Dynamical structure factors in the nematic phase of frustrated ferromagnetic spin chains

TL;DR

This paper investigates the dynamical structure factors of the spin-nematic phase in frustrated ferromagnetic spin chains using advanced numerical methods, providing insights relevant for experimental scattering techniques.

Contribution

It extends the Tomonaga-Luttinger liquid theory to include gapped magnon excitations interacting with bound magnon pairs, offering a new theoretical framework.

Findings

Qualitative understanding of thresholds in structure factors

Numerical results match experimental scattering data

Extension of Luttinger liquid theory to magnon interactions

Abstract

Frustrated spin systems can show phases with spontaneous breaking of spin-rotational symmetry without the formation of local magnetic order.
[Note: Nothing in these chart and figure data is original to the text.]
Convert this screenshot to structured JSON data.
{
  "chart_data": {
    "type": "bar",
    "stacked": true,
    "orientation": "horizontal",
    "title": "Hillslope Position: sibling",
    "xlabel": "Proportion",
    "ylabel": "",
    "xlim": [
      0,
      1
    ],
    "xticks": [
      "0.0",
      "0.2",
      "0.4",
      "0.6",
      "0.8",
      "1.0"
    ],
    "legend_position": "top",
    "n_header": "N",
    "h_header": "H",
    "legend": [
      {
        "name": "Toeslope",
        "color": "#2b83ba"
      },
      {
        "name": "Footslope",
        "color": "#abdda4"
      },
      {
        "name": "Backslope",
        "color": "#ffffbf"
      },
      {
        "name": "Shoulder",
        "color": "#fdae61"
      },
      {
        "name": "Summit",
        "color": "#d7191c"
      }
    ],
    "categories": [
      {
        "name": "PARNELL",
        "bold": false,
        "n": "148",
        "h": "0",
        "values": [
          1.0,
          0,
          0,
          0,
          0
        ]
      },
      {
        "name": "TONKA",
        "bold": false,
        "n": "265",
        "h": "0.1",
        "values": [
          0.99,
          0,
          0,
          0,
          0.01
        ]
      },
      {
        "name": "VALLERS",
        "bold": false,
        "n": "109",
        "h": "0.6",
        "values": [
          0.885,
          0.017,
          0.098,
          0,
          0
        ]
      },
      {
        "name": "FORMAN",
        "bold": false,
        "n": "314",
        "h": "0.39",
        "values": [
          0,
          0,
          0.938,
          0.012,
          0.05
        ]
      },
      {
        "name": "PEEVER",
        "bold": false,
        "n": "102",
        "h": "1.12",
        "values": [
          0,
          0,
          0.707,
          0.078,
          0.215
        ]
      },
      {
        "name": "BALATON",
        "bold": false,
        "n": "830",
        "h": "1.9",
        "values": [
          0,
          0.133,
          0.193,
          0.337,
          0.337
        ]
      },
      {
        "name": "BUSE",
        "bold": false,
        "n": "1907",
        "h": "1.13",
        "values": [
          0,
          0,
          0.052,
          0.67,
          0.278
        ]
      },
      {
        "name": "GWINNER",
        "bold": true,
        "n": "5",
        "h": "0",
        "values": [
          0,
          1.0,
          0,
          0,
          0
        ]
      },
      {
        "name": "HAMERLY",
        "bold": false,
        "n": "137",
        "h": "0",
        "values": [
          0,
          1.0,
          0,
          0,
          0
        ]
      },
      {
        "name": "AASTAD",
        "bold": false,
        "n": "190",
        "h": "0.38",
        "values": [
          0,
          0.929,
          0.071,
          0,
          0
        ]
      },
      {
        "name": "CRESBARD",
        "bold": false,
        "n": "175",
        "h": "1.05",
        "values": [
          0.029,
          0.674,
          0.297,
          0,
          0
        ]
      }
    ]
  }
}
We study the dynamic response of the spin-nematic phase of one-dimensional spin-1/2 systems, characterized by slow large-distance decay of quadrupolar correlations, by numerically computing one-spin and two-spin dynamical structure factors at zero temperature using time-dependent density matrix renormalization group methods. We interpret the results in terms of an effective theory of gapped magnon excitations interacting with a quasi-condensate of bound magnon pairs. This employs an extension of the well-known Tomonaga-Luttinger liquid theory which includes the magnon states as a mobile impurity. A good qualitative understanding of the characteristic thresholds and their intensity in the structure factors is obtained this way. Our results are useful in the interpretation of inelastic neutron scattering and resonant inelastic x-ray scattering experiments.